The Section 208 Water Quality Plan

Due to larger than average participation, our Infrastructure Committee meeting was held at the Cape Cod Commission in October, where Paul Niedzwiecki, the Executive Director, presented an overview of the Commission’s drafted Section 208 Water Quality Plan (208 is a section of the Clean Water Act).

Cape Cod has 105 watersheds. Fifty-seven of those are embankment watersheds, where the water flows into estuaries or bays. Most watersheds cross borders, making management a regional issue.

The protection of our drinking water is the primary concern of the Cape. A population growth equal to 4% percent of the Commonwealth’s citizens has resulted in 20% of the state’s Title Five systems. We have six million visitors in a four month window.

When the country was looking at water pollution in the 1970s, it was toxic chemicals coming out of pipes. To be sure they didn’t miss anything in the Clean Water Act, congress defined everything else as a non-point source. As a result, we’re taking tools that were developed for point source pollution, and wedging them to fit into a non-point source plan.

The Commission was directed to update the plan with a focus on 21st century problems. They are looking at issues locally, seeking out diverse technologies and multiple solutions. They want a watershed-based plan with high stakeholder engagement, adaptive management, pilot projects and progress in monitoring.

Shellfish and permeable reactive barriers are two examples of diverse technologies. When and if they use new strategies which are estimated to remove a certain amount of nitrogen, monitoring will be in place to make sure the solution is on target.

The Commission has had to coordinate with Mass Department of Environmental Protection and U.S. Environmental Protection Agency, and will need approval from both agencies on the 208 plan when it is completed. The Commission reports that both agencies have been extraordinarily cooperative.

It is not the Commission’s desire to stop a town from planning if they already have a plan they’re working on. Rather, they hope to maximize benefits of previous town plans, supporting and expediting targeted watershed solutions under existing plans.

The Commission began the process with stakeholder engagement: meeting on goals, work plans, roles, affordability and pricing in public meetings. They met in July through December of 2013.

In January, the Commission reviewed the work of stakeholder groups before moving into subregional working groups, which met on scenario planning, regulatory, legal and institutional issues, and implementation issues. The plan was due in August, 2014.
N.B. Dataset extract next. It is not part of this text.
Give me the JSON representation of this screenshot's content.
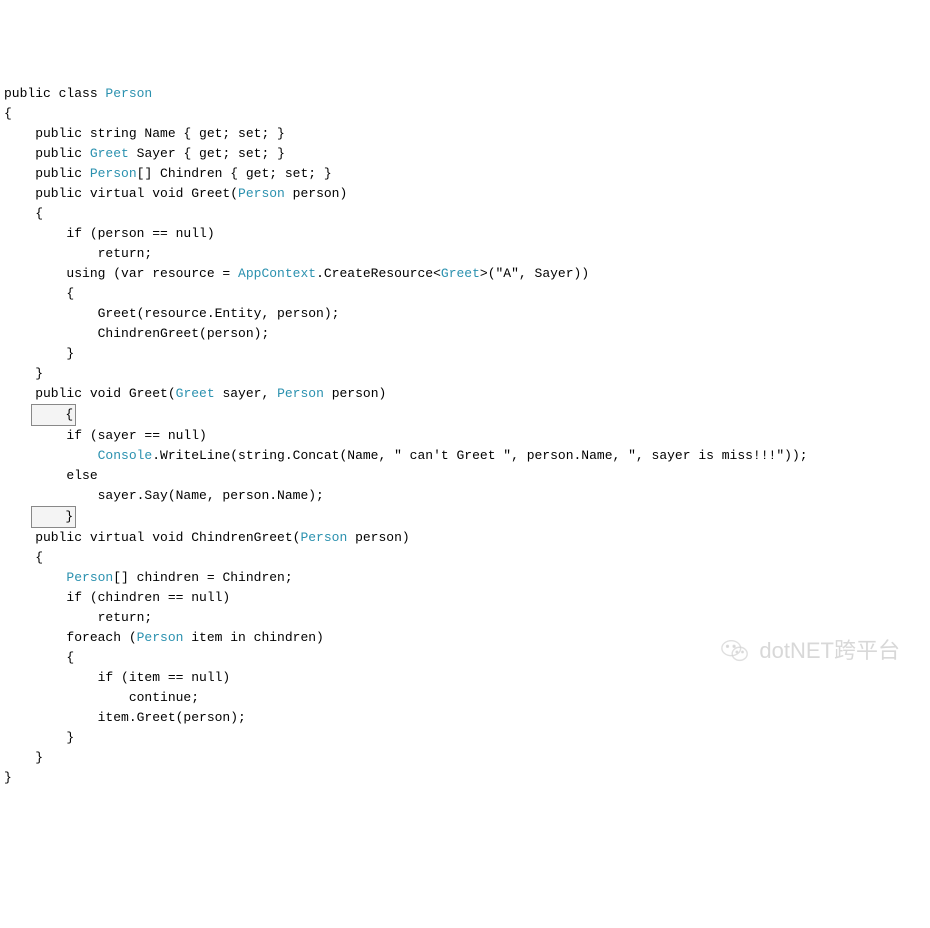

Data for the plan includes things like a USGS map time of travel, which shows how long it takes wastewater to reach the water source. If they sewer in places where it takes 10 years or less, it’s like flipping a switch, they say. But they wanted to move beyond just sewers, so they looked at all technologies in terms of prevention, reductions and remediation (removing pollutants at the source). A technology matrix is available for download on the Commission’s website, under the Tools tab.

They also have an adaptive management graph, which shows selected scenarios in two groups: alternative technologies and traditional technologies. This gives them a chance to monitor how the strategies are working, and allows towns to plan financially. To the extent that they are removing nitrogen, communities should get credit for the strategies they have implemented.

The Commission is also working on regulatory reform, as many of the water quality regulations no longer apply.

If the state’s management agencies (towns, and current districts like fire and water) do not accept the responsibility, the DEP appoints water pollution abatement districts. The way to preserve local control is to take local responsibility, before water pollution abatements are appointed. It also puts Cape Cod in position to become a water quality cluster for technology.

The 208 Plan is the biggest capital plan Cape Cod has ever seen. There are other projects the Cape will need to face in the future (e.g. Dig Once) that will be easier once this regional infrastructure is in place.

For more information on the 208 Plan, including the most recent Draft update, please visit the Cape Cod Commission’s website.

The deadline for public comment on the 208 Plan is November 20th. There was a consensus that the Committee would prepare a comment to be submitted to the Council’s Board of Directors for potential submission prior the deadline for public comment.